The Atlanta Contemporary Art Center contributed three very different photo exhibitions to the profusion inspired by the Atlanta Celebrates Photography festival.
Here follow brief notes on each:
Corin Hewitt’s large color photographs are part of “Seed Stage,” a 2008 performance piece at the Whitney Museum of American Art. For this meditation on the transmutations that life cycles and art-making share, he set up a studio cum kitchen, including root cellar and compost pile, and worked there — cooking, canning and eating foodstuffs as well sculpting and photographing them in various states of ripeness and decay.
Hewitt draws on the tradition of 17th-century still life/Vanitas paintings, in which decaying matter symbolizes the inevitability of death. In contrast to those elegant oil paintings, he goes for the grotesque. Hewitt rubs your nose in rinds and rot in uncomfortable close-ups shot from odd angles or manipulated into disorienting collages.
A roomful of such photos gets a bit repetitious, but individually they have a, shall we say, bite.
The best thing about Harry Shearer’s disappointing “Silent Echo Chamber” is the title. The video installation fills a long wall with monitors showing talking-head types and politicos caught off-camera and out of persona. There is no sound other than a muffled drone of TV audio.
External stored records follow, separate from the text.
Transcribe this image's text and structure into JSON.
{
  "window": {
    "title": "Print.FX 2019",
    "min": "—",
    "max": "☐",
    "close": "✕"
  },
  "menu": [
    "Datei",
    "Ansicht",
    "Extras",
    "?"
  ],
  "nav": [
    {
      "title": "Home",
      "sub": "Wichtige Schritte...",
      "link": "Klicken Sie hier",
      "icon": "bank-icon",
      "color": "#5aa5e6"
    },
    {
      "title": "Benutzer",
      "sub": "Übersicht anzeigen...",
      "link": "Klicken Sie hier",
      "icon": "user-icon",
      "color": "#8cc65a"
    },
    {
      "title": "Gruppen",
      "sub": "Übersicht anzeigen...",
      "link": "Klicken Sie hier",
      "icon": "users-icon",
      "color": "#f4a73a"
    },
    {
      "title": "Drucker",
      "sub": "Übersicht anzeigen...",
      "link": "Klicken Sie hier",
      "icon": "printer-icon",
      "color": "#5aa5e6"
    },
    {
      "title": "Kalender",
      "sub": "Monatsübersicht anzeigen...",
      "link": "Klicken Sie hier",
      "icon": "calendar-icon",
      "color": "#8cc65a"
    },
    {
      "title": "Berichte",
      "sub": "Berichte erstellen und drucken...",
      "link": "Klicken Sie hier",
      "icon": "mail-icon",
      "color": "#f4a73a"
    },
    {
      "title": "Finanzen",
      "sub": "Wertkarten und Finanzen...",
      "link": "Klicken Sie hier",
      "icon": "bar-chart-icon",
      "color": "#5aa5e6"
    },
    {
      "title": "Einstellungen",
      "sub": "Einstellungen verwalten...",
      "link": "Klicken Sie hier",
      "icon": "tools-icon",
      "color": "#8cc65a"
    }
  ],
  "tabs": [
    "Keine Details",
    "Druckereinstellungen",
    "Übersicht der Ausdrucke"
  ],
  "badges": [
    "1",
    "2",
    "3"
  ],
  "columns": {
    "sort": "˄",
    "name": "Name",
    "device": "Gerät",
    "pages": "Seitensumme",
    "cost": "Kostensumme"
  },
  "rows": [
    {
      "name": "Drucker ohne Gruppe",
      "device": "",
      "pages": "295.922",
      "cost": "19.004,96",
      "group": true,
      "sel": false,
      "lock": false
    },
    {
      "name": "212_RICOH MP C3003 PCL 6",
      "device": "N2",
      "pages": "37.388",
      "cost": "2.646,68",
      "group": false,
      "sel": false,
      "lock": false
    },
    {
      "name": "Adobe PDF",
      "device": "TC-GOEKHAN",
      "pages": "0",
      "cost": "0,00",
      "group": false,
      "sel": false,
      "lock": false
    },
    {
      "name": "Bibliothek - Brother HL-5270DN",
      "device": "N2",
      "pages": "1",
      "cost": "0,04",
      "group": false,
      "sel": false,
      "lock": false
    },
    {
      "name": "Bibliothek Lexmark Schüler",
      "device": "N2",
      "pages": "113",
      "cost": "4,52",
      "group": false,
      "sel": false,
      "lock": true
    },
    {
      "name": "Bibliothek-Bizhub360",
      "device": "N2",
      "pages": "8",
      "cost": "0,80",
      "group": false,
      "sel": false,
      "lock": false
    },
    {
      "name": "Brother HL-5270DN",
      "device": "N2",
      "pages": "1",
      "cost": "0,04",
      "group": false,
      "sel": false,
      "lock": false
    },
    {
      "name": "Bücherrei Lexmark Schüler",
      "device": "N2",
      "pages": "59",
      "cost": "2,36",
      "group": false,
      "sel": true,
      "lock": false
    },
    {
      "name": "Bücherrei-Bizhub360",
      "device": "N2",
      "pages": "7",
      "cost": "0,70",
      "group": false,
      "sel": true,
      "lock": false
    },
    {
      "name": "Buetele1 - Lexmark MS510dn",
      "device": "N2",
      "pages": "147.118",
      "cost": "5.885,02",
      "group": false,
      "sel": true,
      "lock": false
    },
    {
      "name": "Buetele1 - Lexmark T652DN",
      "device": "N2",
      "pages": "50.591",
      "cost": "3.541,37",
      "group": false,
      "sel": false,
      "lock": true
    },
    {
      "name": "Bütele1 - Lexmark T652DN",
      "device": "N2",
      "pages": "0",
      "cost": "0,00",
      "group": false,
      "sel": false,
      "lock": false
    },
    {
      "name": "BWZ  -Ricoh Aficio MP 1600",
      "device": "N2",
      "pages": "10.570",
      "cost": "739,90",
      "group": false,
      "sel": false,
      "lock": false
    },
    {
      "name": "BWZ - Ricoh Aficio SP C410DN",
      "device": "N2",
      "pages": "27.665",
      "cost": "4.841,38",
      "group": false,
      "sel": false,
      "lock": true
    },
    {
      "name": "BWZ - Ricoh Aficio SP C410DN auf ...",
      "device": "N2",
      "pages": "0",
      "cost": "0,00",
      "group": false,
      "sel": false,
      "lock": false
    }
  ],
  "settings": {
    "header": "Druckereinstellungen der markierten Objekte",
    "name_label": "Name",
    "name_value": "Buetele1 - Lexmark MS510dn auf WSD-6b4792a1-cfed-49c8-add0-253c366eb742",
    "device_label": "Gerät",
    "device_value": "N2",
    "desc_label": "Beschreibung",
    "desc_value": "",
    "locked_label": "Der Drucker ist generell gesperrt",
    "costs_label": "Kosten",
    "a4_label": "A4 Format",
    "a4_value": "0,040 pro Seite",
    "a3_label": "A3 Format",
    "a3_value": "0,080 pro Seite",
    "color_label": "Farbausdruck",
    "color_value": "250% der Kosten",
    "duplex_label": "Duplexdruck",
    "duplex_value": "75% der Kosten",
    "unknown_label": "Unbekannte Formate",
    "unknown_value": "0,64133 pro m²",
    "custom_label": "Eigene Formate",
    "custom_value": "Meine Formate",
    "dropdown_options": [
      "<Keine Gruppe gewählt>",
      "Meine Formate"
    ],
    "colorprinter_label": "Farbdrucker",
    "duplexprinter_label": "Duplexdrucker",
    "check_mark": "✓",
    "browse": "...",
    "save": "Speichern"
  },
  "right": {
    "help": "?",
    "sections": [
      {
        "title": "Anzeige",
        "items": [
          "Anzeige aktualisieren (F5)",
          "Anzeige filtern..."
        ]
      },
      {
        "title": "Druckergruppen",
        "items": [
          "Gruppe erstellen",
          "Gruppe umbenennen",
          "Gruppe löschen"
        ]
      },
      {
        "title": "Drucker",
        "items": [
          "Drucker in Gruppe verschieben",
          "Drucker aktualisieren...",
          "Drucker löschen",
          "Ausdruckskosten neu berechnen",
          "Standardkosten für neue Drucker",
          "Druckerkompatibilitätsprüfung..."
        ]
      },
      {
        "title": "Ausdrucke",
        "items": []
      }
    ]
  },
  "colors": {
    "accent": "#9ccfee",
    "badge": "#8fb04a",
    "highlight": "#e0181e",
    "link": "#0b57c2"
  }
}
If the piece intends to say something about “constructed identity,” it’s a yawn: everyone has a private and a public face. It works better as a rogue’s gallery of the people whom we let invade our homes every night, who frame our vision of the world in a prison of their opinions. (That’s my interpretation of the paradoxical title as well.) But I wouldn’t call this an elegant fusion of form and content.
Shearer will appear with Spelman College’s Andrea Barnwell Brownlee and CNN anchor Jim Clancy in a panel discussion moderated by Contemporary Artistic Director Stuart Horodner at 7 p.m. November 20 in the High Museum of Art’s Hill Auditorium. Reservations are required.
Will Rogan is the Bernd and Hilla Becher of the storefront. Like the German couple known for their relentless objective photographs of industrial structures, Rogan has taken a series of deliberately unremarkable black-and-white photos (below), each focusing on a store with “world” in its name.
Their dreary appearance, and what we already know of these low-end retailers, belies the moniker’s promise. In fact, given the economy and the hegemony of the big-box store, the images exude (unintended?) pathos.
Rogan’s photos exemplify a strain of anti-aesthetic conceptualism that is one of Horodner’s interests. Like British artist Matt Bryans’ installation of little piles of compressed and burnt aluminum foil, exhibited in 2006, these photos stand in opposition to the swath of contemporary art that has embraced scale and spectacle.
Rogan’s sculpture at the gallery entrance takes spectacle to an ironic extreme. The piece, a mistletoe of crystals surrounding a high-wattage light bulb, actually blinds the viewer momentarily, like a camera flash. This misshapen chandelier, it seems to me, is an elegant fusion of form and content.